Background and aims Many reports suggest that saliva could be a source of biomarkers capable of detecting certain diseases. However, very few studies conducted to profile autoantibody isotypes in the saliva of autoimmune diseases.This study was performed to establish protein microarray for saliva diagnostics and to identify distinct profiles of salivary autoantibody in patients with systemic lupus erythematosus (SLE).

Methods We constructed antigen microarrays with canonical antigens of SLE as well as cytokines to characterise autoantibodies in matched saliva and serum derived from 17 SLE patients and 13 healthy controls. The autoantibody IgG and IgA isotypes were assayed.The Axon Scanner and GenePix Pro 7.0 were used to determine median fluorescence intensities (MFI) of features and background. Data were analysed using MultiExperiment Viewer and Significance Analysis of Microarray (SAM) algorithm.

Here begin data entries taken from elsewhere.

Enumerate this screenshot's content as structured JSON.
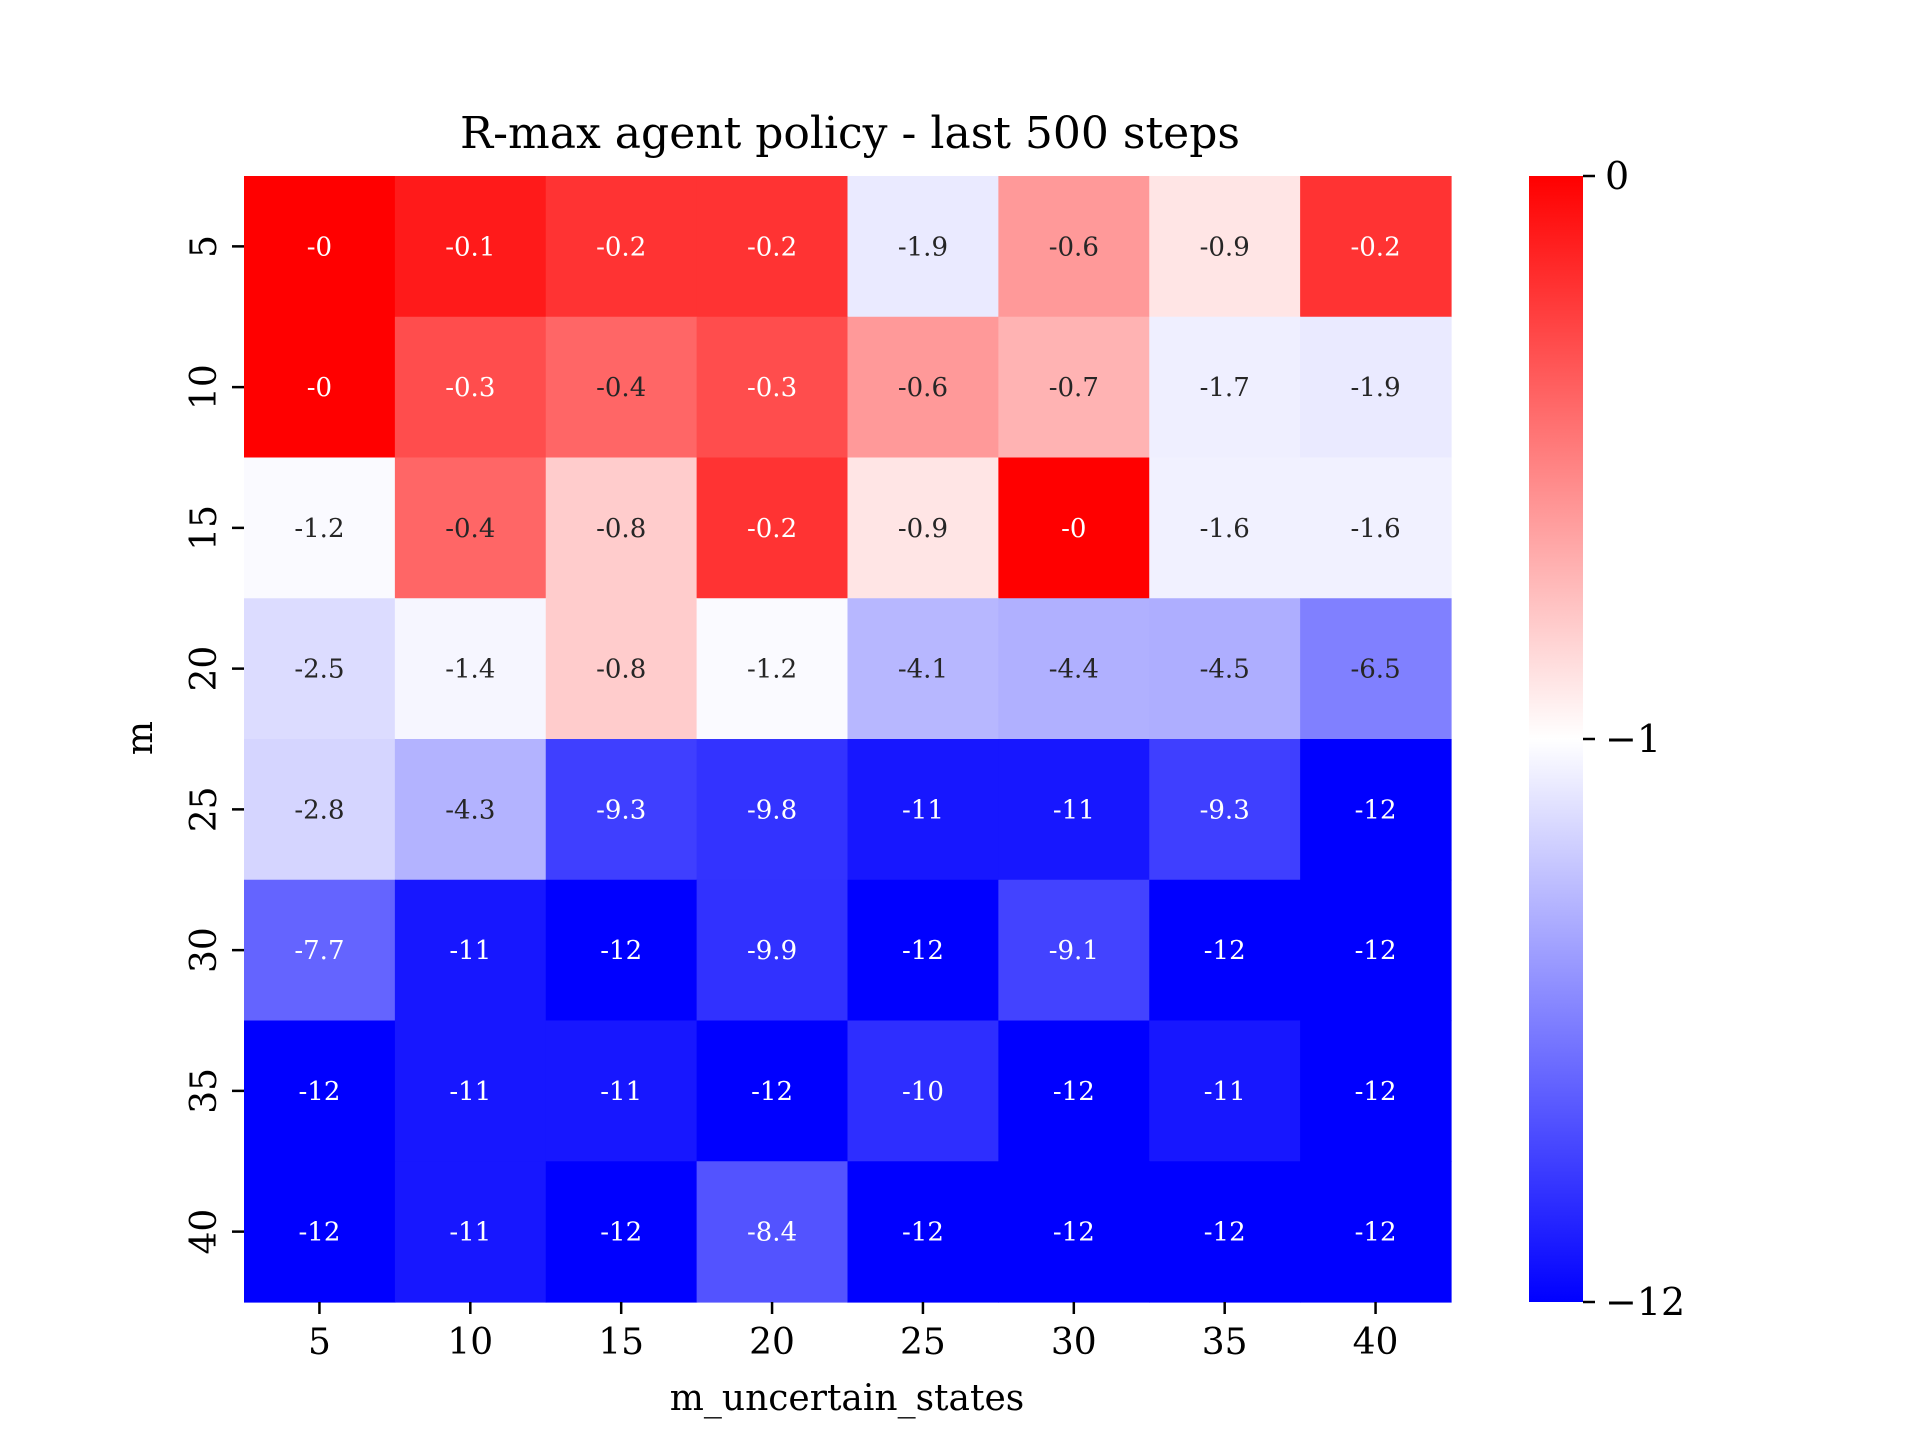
{
  "chart_data": {
    "type": "heatmap",
    "title": "R-max agent policy - last 500 steps",
    "xlabel": "m_uncertain_states",
    "ylabel": "m",
    "x_categories": [
      "5",
      "10",
      "15",
      "20",
      "25",
      "30",
      "35",
      "40"
    ],
    "y_categories": [
      "5",
      "10",
      "15",
      "20",
      "25",
      "30",
      "35",
      "40"
    ],
    "values": [
      [
        0,
        -0.1,
        -0.2,
        -0.2,
        -1.9,
        -0.6,
        -0.9,
        -0.2
      ],
      [
        0,
        -0.3,
        -0.4,
        -0.3,
        -0.6,
        -0.7,
        -1.7,
        -1.9
      ],
      [
        -1.2,
        -0.4,
        -0.8,
        -0.2,
        -0.9,
        0,
        -1.6,
        -1.6
      ],
      [
        -2.5,
        -1.4,
        -0.8,
        -1.2,
        -4.1,
        -4.4,
        -4.5,
        -6.5
      ],
      [
        -2.8,
        -4.3,
        -9.3,
        -9.8,
        -11,
        -11,
        -9.3,
        -12
      ],
      [
        -7.7,
        -11,
        -12,
        -9.9,
        -12,
        -9.1,
        -12,
        -12
      ],
      [
        -12,
        -11,
        -11,
        -12,
        -10,
        -12,
        -11,
        -12
      ],
      [
        -12,
        -11,
        -12,
        -8.4,
        -12,
        -12,
        -12,
        -12
      ]
    ],
    "labels": [
      [
        "-0",
        "-0.1",
        "-0.2",
        "-0.2",
        "-1.9",
        "-0.6",
        "-0.9",
        "-0.2"
      ],
      [
        "-0",
        "-0.3",
        "-0.4",
        "-0.3",
        "-0.6",
        "-0.7",
        "-1.7",
        "-1.9"
      ],
      [
        "-1.2",
        "-0.4",
        "-0.8",
        "-0.2",
        "-0.9",
        "-0",
        "-1.6",
        "-1.6"
      ],
      [
        "-2.5",
        "-1.4",
        "-0.8",
        "-1.2",
        "-4.1",
        "-4.4",
        "-4.5",
        "-6.5"
      ],
      [
        "-2.8",
        "-4.3",
        "-9.3",
        "-9.8",
        "-11",
        "-11",
        "-9.3",
        "-12"
      ],
      [
        "-7.7",
        "-11",
        "-12",
        "-9.9",
        "-12",
        "-9.1",
        "-12",
        "-12"
      ],
      [
        "-12",
        "-11",
        "-11",
        "-12",
        "-10",
        "-12",
        "-11",
        "-12"
      ],
      [
        "-12",
        "-11",
        "-12",
        "-8.4",
        "-12",
        "-12",
        "-12",
        "-12"
      ]
    ],
    "colormap": {
      "name": "bwr",
      "vmin": -12,
      "vcenter": -1,
      "vmax": 0,
      "low_color": "#0000ff",
      "center_color": "#ffffff",
      "high_color": "#ff0000"
    },
    "colorbar": {
      "ticks": [
        0,
        -1,
        -12
      ],
      "tick_labels": [
        "0",
        "−1",
        "−12"
      ]
    }
  }
}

Results The dynamic range of detection on the array was 1–10⁴ ng/mL for commercial Abs spiked into saliva. We observed a high degree of specificity for its target antigen. IgG Ab reactivity against specific antigens was found mainly in serum, while IgA Ab reactivity to given antigens was predominant in saliva. SAM identified 7 antigens including BAFF, Ro60, U1-A and Sm/RNP that were significantly more reactive to IgA Ab in the saliva of SLE patients than in healthy controls (false discovery rate <0.01). The hierarchical clustered heat-map successfully placed SLE patients into close subgroups.

Conclusions Protein microarrays facilitate detection of autoantibody in human saliva as well as serum. Saliva profiling revealed that elevated IgA autoantibody reactivity to several targets including BAFF was associated with SLE compared with controls.